Friendly Game: Once a paltry afterthought, Oklahoma is on a newfound soccer kick

soccer
(Photo: Energy FC/Steven Christy)

It’s hard to be a football fan in Oklahoma — a proper football fan that is. The uninitiated will know the game by its American name: “soccer.”

Soccer. That word. Sounds like something you’d find in Urban Dictionary. But there it is. And there Jeremie Poplin was. Growing up, this was his game.

“Soccer was really my first sport,” said the Tulsa Roughnecks play-by-play announcer. “Really, it was my only love as sport.”

Proper football has been growing in Oklahoma for decades. Even back to the late ’70s, soccer established a foothold in the Sooner State. The original North American Soccer League and the original Tulsa Roughnecks (including Charlie Mitchell, Victor Moreland, Bill Caskey, Alan Woodward, and on it goes) laid the foundation for its emergence. The heroics and anecdotes they left behind sparked a generation’s imagination — Poplin’s generation.

As a kid growing up in Coweta, finding a professional soccer game on television was about as easy as finding a liberal Oklahoman. They were few and far between, and even when you thought you’d found one, you still couldn’t be sure.

Every now and again, though, he’d find one. And maybe, if he was lucky, it’d be at a Liverpool game with Ian Rush marauding toward a goal. Maybe it would even be the Everton goal if it was Poplin’s birthday.

Back then, no one in Coweta knew enough to ask Poplin at school if that was really a beer brand on the front of his Liverpool jersey. It was. For perspective, think how livid Ms. Viola Swamp would be to see you rocking a Natty Light shirt to 10th grade English.

While that was cool, though, it would have been cooler if someone had thought to ask him about Carlsberg or Fowler, Gerrard. It would have made his day if someone just started chatting him up about last weekend’s match and who he thought the Reds might pick up in the transfer market. It wouldn’t happen then, but it’s happening now.

Now, Poplin’s friend and colleague at 1430 AM The Buzz, Chris Plank, will regularly ask him about the happenings around professional soccer here and abroad. There was a time when that never would’ve occurred, and it wasn’t that long ago. As a matter of fact, it was just three years ago when there was no professional soccer team to speak of in Oklahoma, just a bunch of Okies pining for a club of their own.

Now we’ve got two teams. There’s Oklahoma City Energy FC and Tulsa Roughnecks FC. It’s the latter that allowed a proper football-crazed kid from Coweta to live his dream when the Roughnecks front office asked him to call its games.

“I was blown away,” Poplin said. “I was so excited. That is always what I have wanted to do. If you could ask me to do anything, that would be the first thing I would pick.”
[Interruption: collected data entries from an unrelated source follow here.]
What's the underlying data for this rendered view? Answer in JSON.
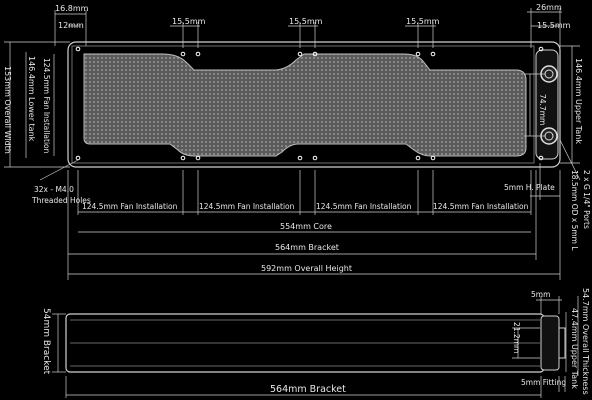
{
  "dimensions": {
    "bracket_offset": "16.8mm",
    "first_hole": "12mm",
    "hole_spacing_1": "15.5mm",
    "hole_spacing_2": "15.5mm",
    "hole_spacing_3": "15.5mm",
    "end_offset": "26mm",
    "end_hole_spacing": "15.5mm",
    "overall_width": "153mm Overall Width",
    "fan_install_left": "124.5mm Fan Installation",
    "lower_tank": "146.4mm Lower tank",
    "upper_tank": "146.4mm Upper Tank",
    "port_spacing": "74.7mm",
    "port_thread": "2 x G 1/4\" Ports",
    "tube": "18.5mm OD x 5mm L",
    "plate": "5mm H. Plate",
    "threaded_holes": "32x - M4.0\nThreaded Holes",
    "fan_1": "124.5mm Fan Installation",
    "fan_2": "124.5mm Fan Installation",
    "fan_3": "124.5mm Fan Installation",
    "fan_4": "124.5mm Fan Installation",
    "core": "554mm Core",
    "bracket": "564mm Bracket",
    "overall_height": "592mm Overall Height",
    "side_bracket": "54mm Bracket",
    "side_5mm": "5mm",
    "side_21mm": "21.2mm",
    "overall_thickness": "54.7mm Overall Thickness",
    "upper_tank_side": "47.4mm Upper Tank",
    "fitting": "5mm Fitting",
    "side_564": "564mm Bracket"
  }
}
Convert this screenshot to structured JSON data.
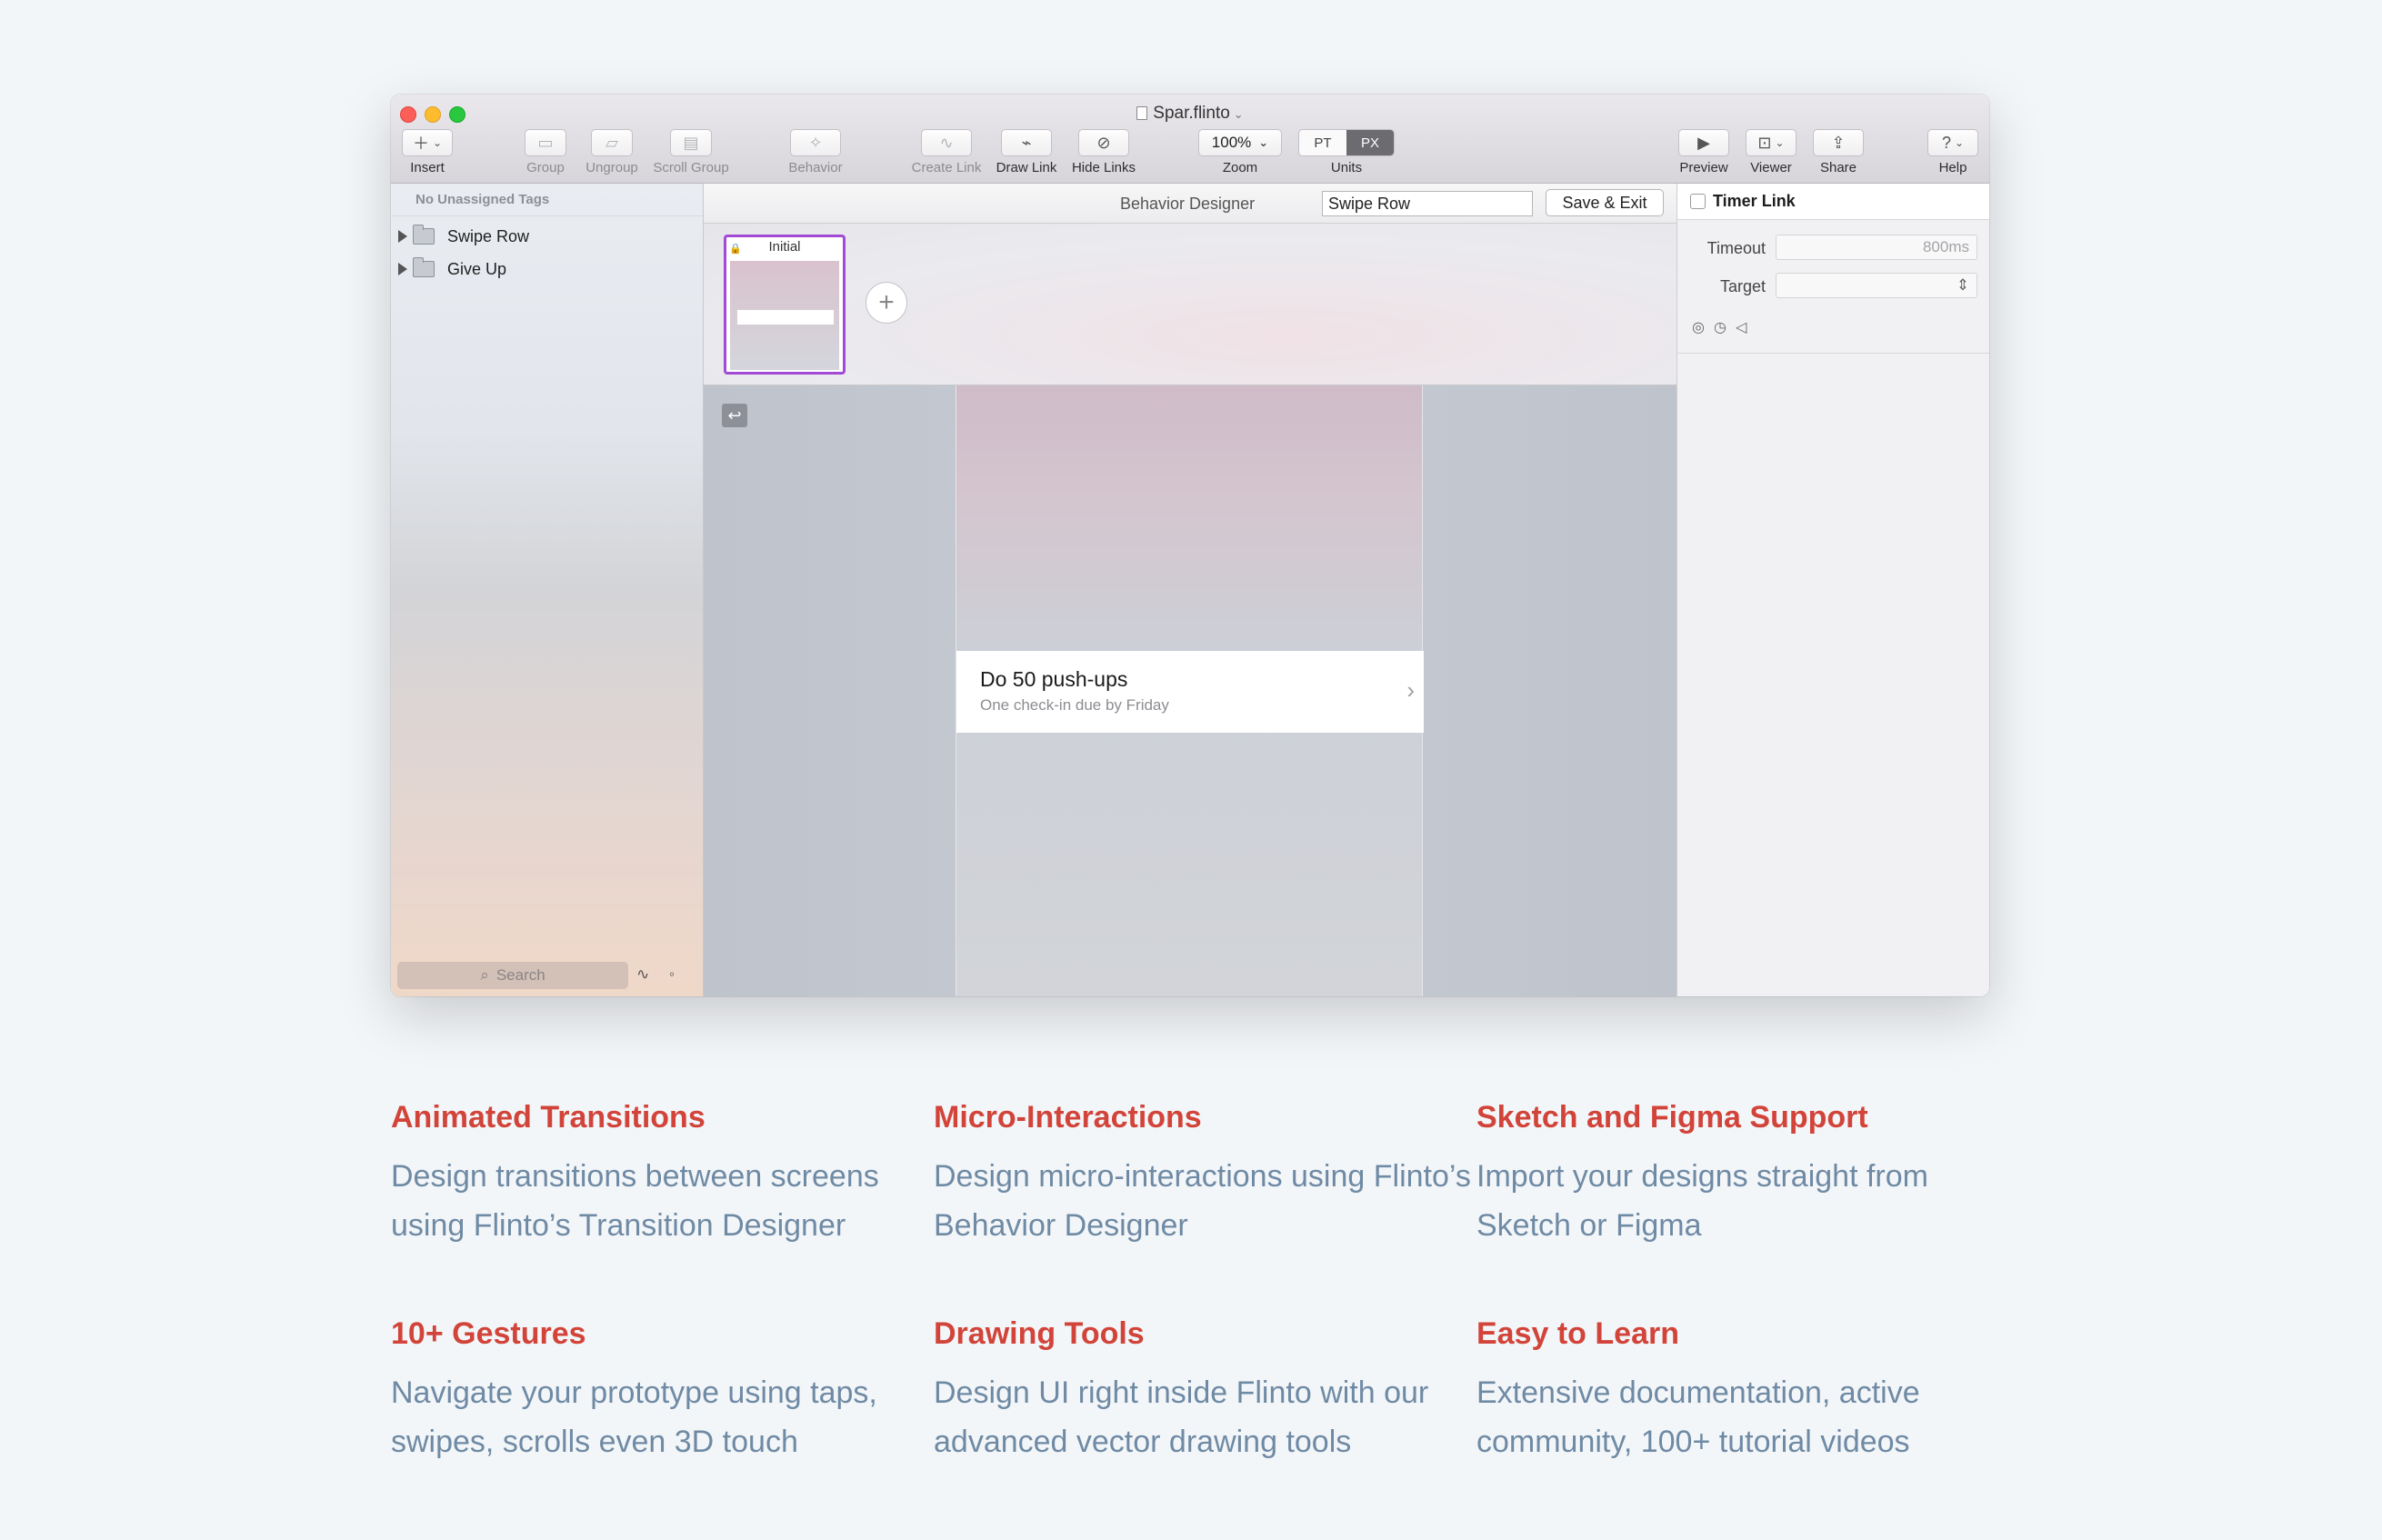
{
  "window": {
    "title": "Spar.flinto",
    "toolbar": {
      "insert": "Insert",
      "group": "Group",
      "ungroup": "Ungroup",
      "scroll_group": "Scroll Group",
      "behavior": "Behavior",
      "create_link": "Create Link",
      "draw_link": "Draw Link",
      "hide_links": "Hide Links",
      "zoom_value": "100%",
      "zoom": "Zoom",
      "unit_pt": "PT",
      "unit_px": "PX",
      "units": "Units",
      "preview": "Preview",
      "viewer": "Viewer",
      "share": "Share",
      "help": "Help"
    }
  },
  "sidebar": {
    "header": "No Unassigned Tags",
    "items": [
      {
        "label": "Swipe Row"
      },
      {
        "label": "Give Up"
      }
    ],
    "search_placeholder": "Search"
  },
  "behavior_designer": {
    "title": "Behavior Designer",
    "name_value": "Swipe Row",
    "save_exit": "Save & Exit",
    "state_label": "Initial"
  },
  "canvas": {
    "row_title": "Do 50 push-ups",
    "row_subtitle": "One check-in due by Friday"
  },
  "inspector": {
    "title": "Timer Link",
    "timeout_label": "Timeout",
    "timeout_value": "800ms",
    "target_label": "Target"
  },
  "features": [
    {
      "title": "Animated Transitions",
      "desc": "Design transitions between screens using Flinto’s Transition Designer"
    },
    {
      "title": "Micro-Interactions",
      "desc": "Design micro-interactions using Flinto’s Behavior Designer"
    },
    {
      "title": "Sketch and Figma Support",
      "desc": "Import your designs straight from Sketch or Figma"
    },
    {
      "title": "10+ Gestures",
      "desc": "Navigate your prototype using taps, swipes, scrolls even 3D touch"
    },
    {
      "title": "Drawing Tools",
      "desc": "Design UI right inside Flinto with our advanced vector drawing tools"
    },
    {
      "title": "Easy to Learn",
      "desc": "Extensive documentation, active community, 100+ tutorial videos"
    }
  ],
  "colors": {
    "feature_title": "#d2443a",
    "feature_text": "#6f8aa4",
    "state_highlight": "#a24ad6"
  }
}
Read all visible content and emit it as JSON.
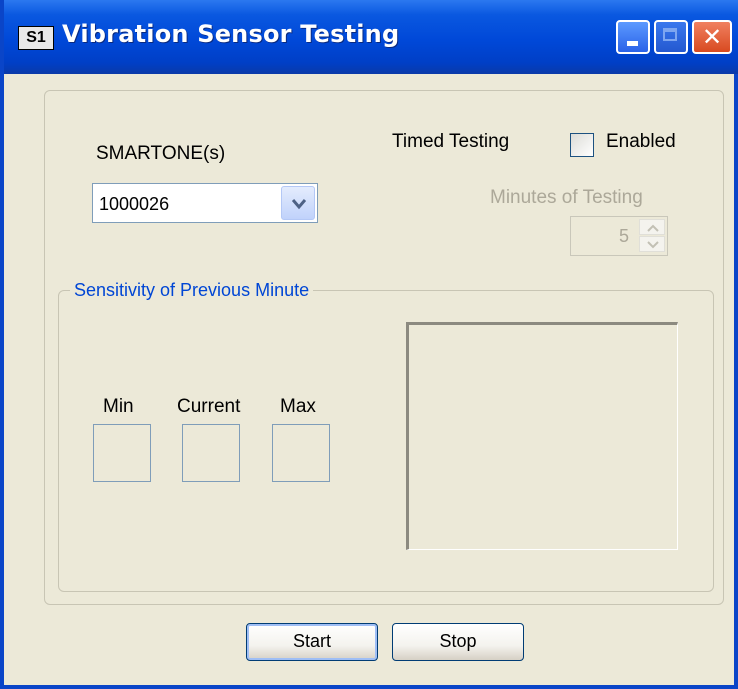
{
  "window": {
    "app_icon_text": "S1",
    "title": "Vibration Sensor Testing",
    "colors": {
      "titlebar": "#0048d8",
      "face": "#ece9d8",
      "group_title": "#0046d5",
      "disabled_text": "#aca899"
    }
  },
  "smartone": {
    "label": "SMARTONE(s)",
    "selected": "1000026",
    "dropdown_icon": "chevron-down-icon"
  },
  "timed_testing": {
    "label": "Timed Testing",
    "enabled_label": "Enabled",
    "enabled_checked": false,
    "minutes_label": "Minutes of Testing",
    "minutes_value": "5",
    "minutes_enabled": false
  },
  "sensitivity": {
    "group_title": "Sensitivity of Previous Minute",
    "min_label": "Min",
    "current_label": "Current",
    "max_label": "Max",
    "min_value": "",
    "current_value": "",
    "max_value": ""
  },
  "buttons": {
    "start": "Start",
    "stop": "Stop"
  }
}
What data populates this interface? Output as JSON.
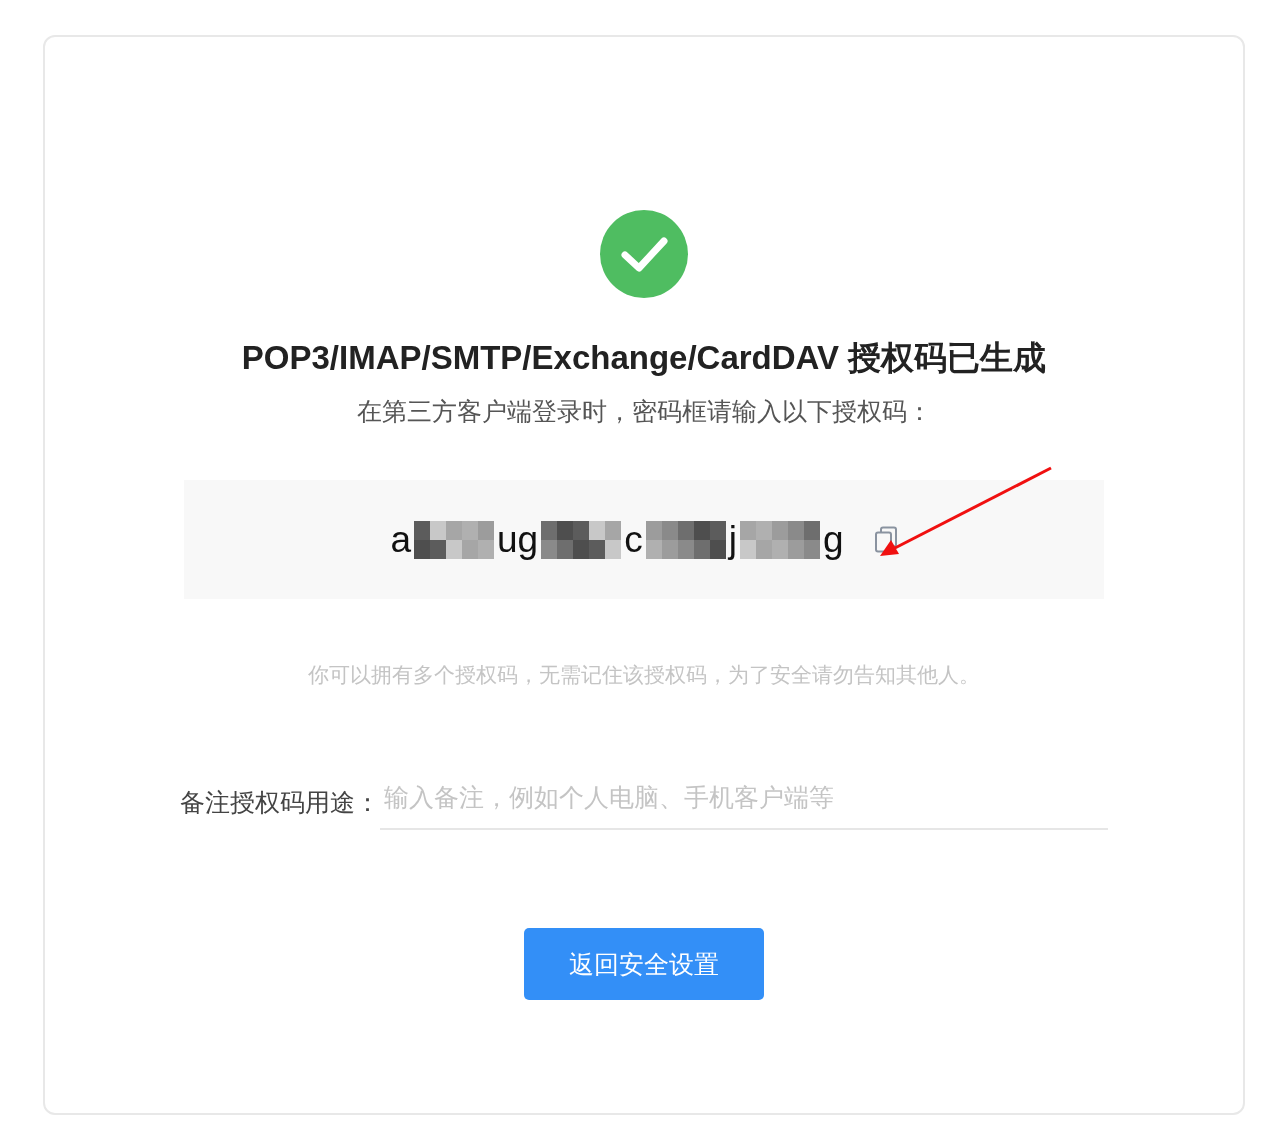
{
  "status_icon": {
    "kind": "success"
  },
  "title": "POP3/IMAP/SMTP/Exchange/CardDAV 授权码已生成",
  "subtitle": "在第三方客户端登录时，密码框请输入以下授权码：",
  "code_parts": [
    {
      "kind": "text",
      "text": "a"
    },
    {
      "kind": "redacted"
    },
    {
      "kind": "text",
      "text": "ug"
    },
    {
      "kind": "redacted"
    },
    {
      "kind": "text",
      "text": "c"
    },
    {
      "kind": "redacted"
    },
    {
      "kind": "text",
      "text": "j"
    },
    {
      "kind": "redacted"
    },
    {
      "kind": "text",
      "text": "g"
    }
  ],
  "note": "你可以拥有多个授权码，无需记住该授权码，为了安全请勿告知其他人。",
  "purpose_field": {
    "label": "备注授权码用途：",
    "placeholder": "输入备注，例如个人电脑、手机客户端等"
  },
  "button": "返回安全设置"
}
In addition to his responsibilities at the radio station and being the sideline reporter for the Golden Hurricane football team, Poplin travels with the Roughnecks squad and acts as a medium for fans at the games too far for travel. Over airwaves, he’s engaging, colorful, and bright. Increasingly, though, he’s matched by fans who are just as knowledgeable and keen on the game as he is.

He’s watched fans pick out players in street clothes from my hometown side. He’s watched the Turner Turnpike rivalry between the Energy and the Roughnecks brew into a contentious battle between the two clubs’ fan bases.

The Grid (the Energy’s supporters’ group) and the Roustabouts (the Roughnecks’ supporters’ group) are unmerciful in their attacks from the stands. He’s watched the pranks and insults escalate to the kind of attacks that would make even the most rabid Sooners or Pokes fans feel sheepish.

There’s no better proof of a love and interest in a team than to see how many mudslingers one boasts, and the two Oklahoma clubs have their share of passionate supporters. That’s the proof enough. But there’s more proof in Poplin.

The kid from Coweta who could never find anyone to talk proper football with is now inundated with questions, comments, and concerns about not just his club, but the state of the sport locally and abroad.

If you’re not one of them, if you’re still not sold on the guys and gals who are some of the most athletic people in the world, playing the most beautiful sport in the world, consider this: 3.2 billion people (about 46 percent of the world’s population) watched the 2010 World Cup. Even more watched the 2014 one. Proper football — soccer — is the most popular game in the world. Isn’t it time you gave it a shot?